Quatre coups furent portés, quatre sons métalliques de fers croisés, en provenance de l'avant du convoi où les hommes armés se battaient contre leurs ombres.
La brume se retira calmement, nonchalamment, du chemin.
Ce fut là qu'ils le virent, dans sa totalité, l'assassin-fantôme : piétinant les quatre cadavres, il maintenait le dernier « survivant » debout du fil de son épée, comme paralysé sur place.
L'assassin était maigre et grand, très grand, dépassant tout le monde de deux têtes, droit comme une croix.
Il était vêtu d'un long manteau noir clouté d'argent effleurant le sol, sa cuirasse supérieure en cuir ébène était ornée de plumes de corbeau sur l'épaule gauche.
Aucun carré de peau ne dépassait de sa tenue.
Seul son visage était visible à travers le tissu de son capuchon : tout le monde le reconnut sur-le-champ, le même visage qui déambulait entre leurs rangs, dépourvu de couleur, de paupières et de lèvres.

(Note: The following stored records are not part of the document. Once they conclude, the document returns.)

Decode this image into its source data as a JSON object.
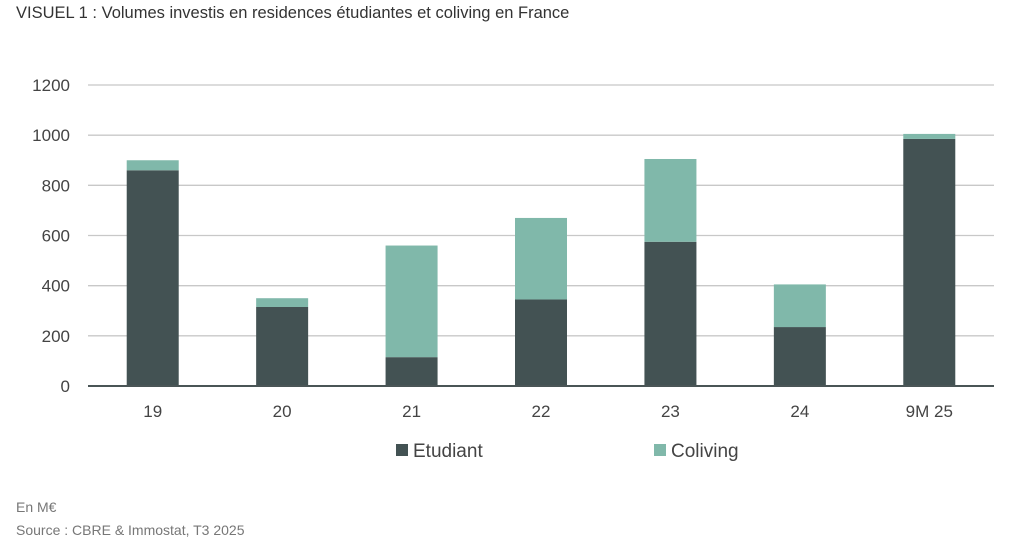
{
  "title": "VISUEL 1 : Volumes investis en residences étudiantes et coliving en France",
  "footnotes": {
    "unit": "En M€",
    "source": "Source : CBRE & Immostat, T3 2025"
  },
  "chart_data": {
    "type": "bar",
    "stacked": true,
    "title": "VISUEL 1 : Volumes investis en residences étudiantes et coliving en France",
    "xlabel": "",
    "ylabel": "",
    "categories": [
      "19",
      "20",
      "21",
      "22",
      "23",
      "24",
      "9M 25"
    ],
    "series": [
      {
        "name": "Etudiant",
        "color": "#435253",
        "values": [
          860,
          315,
          115,
          345,
          575,
          235,
          985
        ]
      },
      {
        "name": "Coliving",
        "color": "#80b8aa",
        "values": [
          40,
          35,
          445,
          325,
          330,
          170,
          20
        ]
      }
    ],
    "ylim": [
      0,
      1200
    ],
    "yticks": [
      0,
      200,
      400,
      600,
      800,
      1000,
      1200
    ],
    "grid": true,
    "legend_placement": "bottom-center"
  }
}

Ses yeux étaient complétement blancs.
« C'est lui ! Peste ! C'est l'homme-corbeau, je vous dis ! »
Le spectre, dans un geste vif, retira sa lame de la nuque du chasseur debout.
La tête de ce dernier chuta et roula sur l'herbe déjà tachée de rouge.
Il s'avança au pas de course, évitant les pierres jetées dans un élan de désespoir.
Quelqu'un de plus intelligent que ses collègues lui lança un poignard en visant le cœur, mais l'homme-corbeau se déporta sur la droite et empoigna la lame, ses gants épais l'empêchant de se tailler les doigts.
Il riposta en renvoyant le poignard qui fusa comme le vent et vint se planter dans la carotide de la cible la plus proche.
Ils étaient maintenant tous à portée de son cimeterre.
Le chaos se déchaina.
Les quinze pauvres survivants du premier massacre ne purent trouver aucune faille, aucune chance d'arrêter cette machine à tuer, cet homme-corbeau.
Les coups plurent sur lui mais il para et riposta avec une facilité affolante.
Il n'eut aucun mal à les vaincre conservant la même botte pour chacun des chasseurs d'esclaves.
La tuerie était finie, une fois le dernier homme décapité.
Une fois le dernier homme décapité, il rengaina lentement son épée, fourreau dans le dos, en prêtant particulièrement attention aux sons qui l'entouraient : hormis les chevaux, il ne voulait aucun fugitif du convoi.
Quelques instants après il s'approcha de la carriole, le but de cet embuscade sanglante : d'un geste de la main, il déverrouilla le cadenas en fer trempé, sans clé.
Il peina à faire descendre la « viande » encore tremblante par le spectacle qu'elle avait subi, mais au bout du compte, elle sortit : pères, mères, jeunes filles, les esclaves furent libérés.